The internet company Mozilla Corp expressed concerns on their blog about these exemptions saying, “This leaves the current legal vacuum around India’s surveillance and intelligence services intact, which is fundamentally incompatible with effective privacy protection”.

Ruchira Sen observes that “This comes at a time when the State has drones flying over protests and is using facial recognition software to make a database on protestors.
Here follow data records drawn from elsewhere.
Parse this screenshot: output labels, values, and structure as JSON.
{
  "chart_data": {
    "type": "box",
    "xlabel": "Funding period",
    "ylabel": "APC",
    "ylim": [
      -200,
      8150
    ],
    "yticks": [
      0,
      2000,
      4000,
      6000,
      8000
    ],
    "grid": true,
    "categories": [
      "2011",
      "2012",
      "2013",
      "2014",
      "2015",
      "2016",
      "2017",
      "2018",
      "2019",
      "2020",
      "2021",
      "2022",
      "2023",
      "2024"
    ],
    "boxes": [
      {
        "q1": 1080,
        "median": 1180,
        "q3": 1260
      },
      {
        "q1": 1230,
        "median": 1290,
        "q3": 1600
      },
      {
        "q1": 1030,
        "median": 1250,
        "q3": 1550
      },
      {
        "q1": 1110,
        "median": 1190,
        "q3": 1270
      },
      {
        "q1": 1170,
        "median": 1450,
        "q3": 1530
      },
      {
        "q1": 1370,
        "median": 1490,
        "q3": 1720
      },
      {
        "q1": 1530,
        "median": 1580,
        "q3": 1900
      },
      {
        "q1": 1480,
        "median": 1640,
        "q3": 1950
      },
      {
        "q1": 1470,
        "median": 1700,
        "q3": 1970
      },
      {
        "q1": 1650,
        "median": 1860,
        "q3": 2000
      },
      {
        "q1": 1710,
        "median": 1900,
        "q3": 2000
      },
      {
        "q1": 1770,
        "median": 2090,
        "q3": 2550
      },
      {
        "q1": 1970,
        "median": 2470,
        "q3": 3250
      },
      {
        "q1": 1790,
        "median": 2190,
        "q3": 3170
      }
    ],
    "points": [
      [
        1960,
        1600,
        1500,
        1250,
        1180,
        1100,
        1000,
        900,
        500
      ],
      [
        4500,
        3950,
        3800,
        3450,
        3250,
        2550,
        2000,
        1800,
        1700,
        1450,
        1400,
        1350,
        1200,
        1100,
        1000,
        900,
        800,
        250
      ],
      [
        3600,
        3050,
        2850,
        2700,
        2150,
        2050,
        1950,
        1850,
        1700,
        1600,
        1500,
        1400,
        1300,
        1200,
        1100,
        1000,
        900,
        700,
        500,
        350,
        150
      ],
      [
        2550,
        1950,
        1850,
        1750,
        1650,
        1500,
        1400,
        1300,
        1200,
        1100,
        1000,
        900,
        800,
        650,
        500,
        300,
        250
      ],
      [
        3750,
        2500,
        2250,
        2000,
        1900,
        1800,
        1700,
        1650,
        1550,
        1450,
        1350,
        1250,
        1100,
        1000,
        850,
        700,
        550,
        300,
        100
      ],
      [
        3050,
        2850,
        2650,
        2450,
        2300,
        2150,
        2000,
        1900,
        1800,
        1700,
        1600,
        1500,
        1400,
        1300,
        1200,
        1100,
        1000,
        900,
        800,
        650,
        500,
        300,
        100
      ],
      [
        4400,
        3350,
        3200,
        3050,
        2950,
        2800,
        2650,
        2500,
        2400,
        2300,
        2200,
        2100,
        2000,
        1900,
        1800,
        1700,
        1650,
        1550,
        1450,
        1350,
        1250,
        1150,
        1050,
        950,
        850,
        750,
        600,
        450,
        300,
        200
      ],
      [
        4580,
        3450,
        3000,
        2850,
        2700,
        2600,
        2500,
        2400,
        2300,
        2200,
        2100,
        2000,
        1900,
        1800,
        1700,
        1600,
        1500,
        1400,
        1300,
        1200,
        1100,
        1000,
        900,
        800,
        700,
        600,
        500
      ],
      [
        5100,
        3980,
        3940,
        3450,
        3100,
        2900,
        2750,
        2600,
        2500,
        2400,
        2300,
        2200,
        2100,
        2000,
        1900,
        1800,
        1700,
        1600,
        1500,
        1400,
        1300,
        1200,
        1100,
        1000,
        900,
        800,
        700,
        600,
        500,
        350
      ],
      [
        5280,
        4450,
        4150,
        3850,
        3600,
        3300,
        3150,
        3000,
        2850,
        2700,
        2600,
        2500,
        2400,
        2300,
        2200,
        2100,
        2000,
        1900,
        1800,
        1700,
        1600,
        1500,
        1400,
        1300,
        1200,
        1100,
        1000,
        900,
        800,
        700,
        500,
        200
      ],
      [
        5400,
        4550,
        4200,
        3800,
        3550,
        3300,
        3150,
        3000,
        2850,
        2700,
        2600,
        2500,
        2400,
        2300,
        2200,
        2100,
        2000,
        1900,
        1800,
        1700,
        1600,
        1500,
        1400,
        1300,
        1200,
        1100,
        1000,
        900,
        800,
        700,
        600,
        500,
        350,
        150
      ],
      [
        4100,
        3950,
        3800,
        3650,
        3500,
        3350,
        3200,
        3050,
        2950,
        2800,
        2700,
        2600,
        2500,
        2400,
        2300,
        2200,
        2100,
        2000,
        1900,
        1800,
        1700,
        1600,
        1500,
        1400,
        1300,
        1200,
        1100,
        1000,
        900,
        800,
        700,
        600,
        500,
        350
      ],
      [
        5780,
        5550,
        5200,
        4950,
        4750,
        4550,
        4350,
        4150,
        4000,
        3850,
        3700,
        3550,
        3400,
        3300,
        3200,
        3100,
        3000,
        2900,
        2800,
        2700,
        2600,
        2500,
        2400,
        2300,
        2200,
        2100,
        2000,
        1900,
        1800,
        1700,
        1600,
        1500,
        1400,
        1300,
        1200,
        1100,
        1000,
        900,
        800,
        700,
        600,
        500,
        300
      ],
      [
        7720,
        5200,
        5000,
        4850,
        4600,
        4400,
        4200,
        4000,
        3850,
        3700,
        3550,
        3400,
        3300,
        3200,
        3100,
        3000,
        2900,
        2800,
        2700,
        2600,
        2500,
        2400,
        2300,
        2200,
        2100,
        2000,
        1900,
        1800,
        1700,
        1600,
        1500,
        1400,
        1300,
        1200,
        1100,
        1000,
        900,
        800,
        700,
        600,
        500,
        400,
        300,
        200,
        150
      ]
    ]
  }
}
In a political atmosphere where any dissent against the State is declared ‘antinational’ and dissenters are otherised, and thereby stripped of their rights as citizens, the exemptions granted to the State to access the personal data of citizens without their consent are indeed concerning”.

Clause 28 of the bill requires specific social media companies to provide a platform for their users to voluntarily verify their accounts “in such manner as may be prescribed” - this may include uploading government-issued IDs for identity verification.

Sen described how linking personal user information to state-issued IDs can create a huge database of citizens’ profiles.

“If it involves linking personal user information such as ‘likes’ on Facebook or Twitter with government IDs, it will become theoretically possible to build detailed databases linking people’s voter IDs, PAN cards, bank account details, Provident Fund accounts, car registration numbers and what not - a commodity so lucrative that it will incentivise data breaches.

“Just imagine how powerful one can be if one knows almost every detail of a population’s life,” Sen told The Citizen.

The bill also seeks to regulate the storage and processing of Indians’ data in foreign nations. However, according to Sen the bill is unclear about restrictions on transferring Indians’ data abroad.

“Most of the world’s communications pass through the USA as it is the most centrally connected via internet bandwidth. It’s cheaper to communicate through the USA even if it means that any particular communication must pass a longer distance, as revealed by the [National Security Agency’s] PRISM slides leaked by Edward Snowden,” she said.

Regarding the protection of Indian citizens’ data from US government agencies, Sen said “The FBI has been known to collect data from data fiduciaries such as Google and Facebook. How can the PDP bill protect Indian citizens from having their data transferred to US government agencies?”

There is also the burden of data entry and data processing, and its effect on health data systems in India, as Sen pointed out. “Health data systems in India can involve the inputting of data by time-scarce care providers on multiple systems, which impacts the time they can spend on care. There is no discussion on streamlining data systems such that no data is collected more than once, and duplication of efforts and redundancy is avoided”.

The bill proposes to establish a Data Protection Authority whose members will be chosen from those recommended by a selection committee. In the 2018 draft bill the selection committee was to comprise the Chief Justice of India or a Supreme Court judge nominated by them, the Cabinet Secretary, and an expert individual nominated by the CJI in consultation with the Cabinet Secretary.

However, the government modified the bill last year to propose a selection committee drawn entirely from the executive. It omits the CJI or any expert individual, and will consist only of the Cabinet Secretary and two Secretaries: in the ministry or department dealing with legal affairs, and with electronics and information technology.

Last session the union minister for electronics and IT Ravi Shankar Prasad sent the bill to a Joint Parliamentary Committee for scrutiny. The 30-member committee is headed by BJP MP Meenakshi Lekhi and agreed on January 16 to invite suggestions from the public about the bill.